Hari Bumi: Jangan Lupakan Laut yang Erat dengan Perubahan Iklim

Jakarta (Greeners) – Mengusung tema “Invest in Out Planet”, peringatan Hari Bumi pada 22 April lalu tak sekadar menjadi momentum untuk meningkatkan untuk berinvestasi pada bumi sumber kehidupan. Keberlanjutan laut juga harus menjadi perhatian, karena punya pengaruh terhadap perubahan iklim.

Science and Technology Officer U.S Embassy Jakarta Alison Behling mengatakan, laut telah berkontribusi terhadap kesejahteraan masyarakat. Terutama Indonesia sebagai negara kepulauan. Jangan sampai, karena krisis iklim maka kesehatan laut terganggu.

“Kesehatan laut berada di bawah ancaman dampak gas rumah kaca, termasuk naiknya permukaan laut, pemanasan laut dan pengasaman laut,” katanya dalam konferensi pers virtual Special Conversation for Earth Day, Jumat (22/4).

Minggu lalu, Indonesia terlibat dalam Our Ocean Conference ke-7 dan Palau menjadi tuan rumah acara tersebut. Mengangkat tema “Our Ocean, Our People, Our Prosperity”, konferensi tersebut menghasilkan komitmen nyata dari pemerintah, organisasi non-pemerintah, antar pemerintah serta industri untuk mencari terobosan permasalahan lautan global.

“Seperti yang dibahas di Our Ocean Conference, untuk melindungi kesehatan laut dan lingkungan maka kita harus menjaga kenaikan suhu global tidak lebih dari 1,5 derajat Celcius,” ungkapnya.

Alison menyatakan, saat ini merupakan momen yang tepat bagi Indonesia dalam memimpin aksi untuk perubahan iklim global.
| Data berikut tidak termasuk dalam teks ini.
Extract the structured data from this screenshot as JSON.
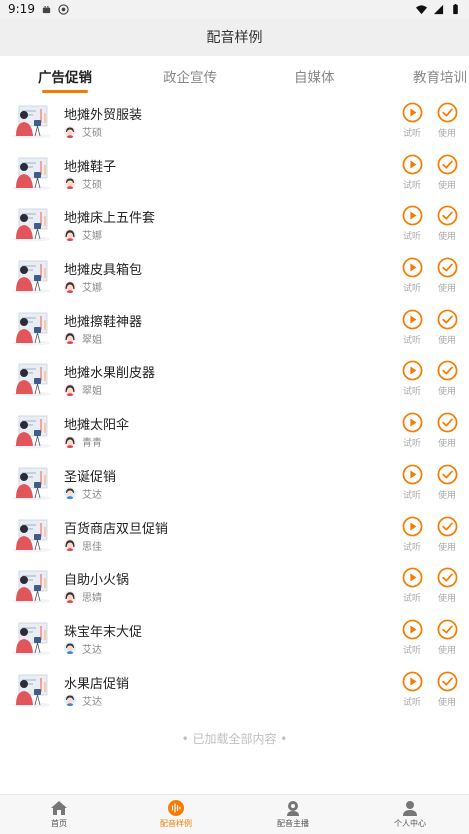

Terlebih mengingat kuatnya kemitraan Amerika Serikat bersama Indonesia.

Momen peringatan Hari Bumi ke-52 harus diiringi dengan peningkatan kesadaran tentang pentingnya masalah lingkungan. Termasuk, perubahan iklim dan pengurangan polusi. Selanjutnya keanekaragaman hayati dan konservasi ekosistem dan melindungi lautan dan perairan di seluruh dunia.

Hari Bumi Ingatkan Jalan Baru Hadapi Perubahan Iklim

Sementara Direktur Kantor Lingkungan Hidup Badan Pembangunan Internasional Amerika Serikat (USAID) Indonesia, Brian Dusza menyatakan, strategi perubahan iklim telah USAID lakukan dengan target pengurangan enam miliar ton karbon dioksida. Selain itu juga melindungi 100 juta hektare hutan kritis.

Selanjutnya memanfaatkan US$ 150 miliar dari sektor swasta untuk membantu 500 juta orang beradaptasi dampak perubahan iklim. “USAID meluncurkan strategi perubahan iklim baru untuk tahun 2022 – 2030. Ini adalah strategi pertama USAID sejak 2018 dan ini sangat ambisius,” imbuhnya.

Badan Pembangunan Internasional Amerika Serikat (USAID), Mars Inc. dan Institute for Development Impact (I4DI) mengumumkan investasi bersama hingga senilai US$ 7,2 juta (setara Rp 103 miliar). Investasi bersama ini untuk meningkatkan profitabilitas dan keberlanjutan industri kakao Indonesia.

Hal tersebut dapat meningkatkan pengelolaan sumber daya air untuk mengatasi kekeringan dan melindungi tanaman asli sebagai penyimpanan karbon. Peningkatan pertanian kakao ini bisa berjalan seiring dengan penurunan emisi gas rumah kaca.

Brian menceritakan dalam kunjungannya ke perkebunan sawit di Kalimantan Barat, ia melihat pentingnya memastikan konservasi perlindungan hutan. Terutama sebagai habitat orang utan di sana.

“Setelah menelusuri dan melihat induk dan bayi orang utan di habitat aslinya itu menginspirasi harapan dan keinginan untuk langkah ini,” ungkapnya.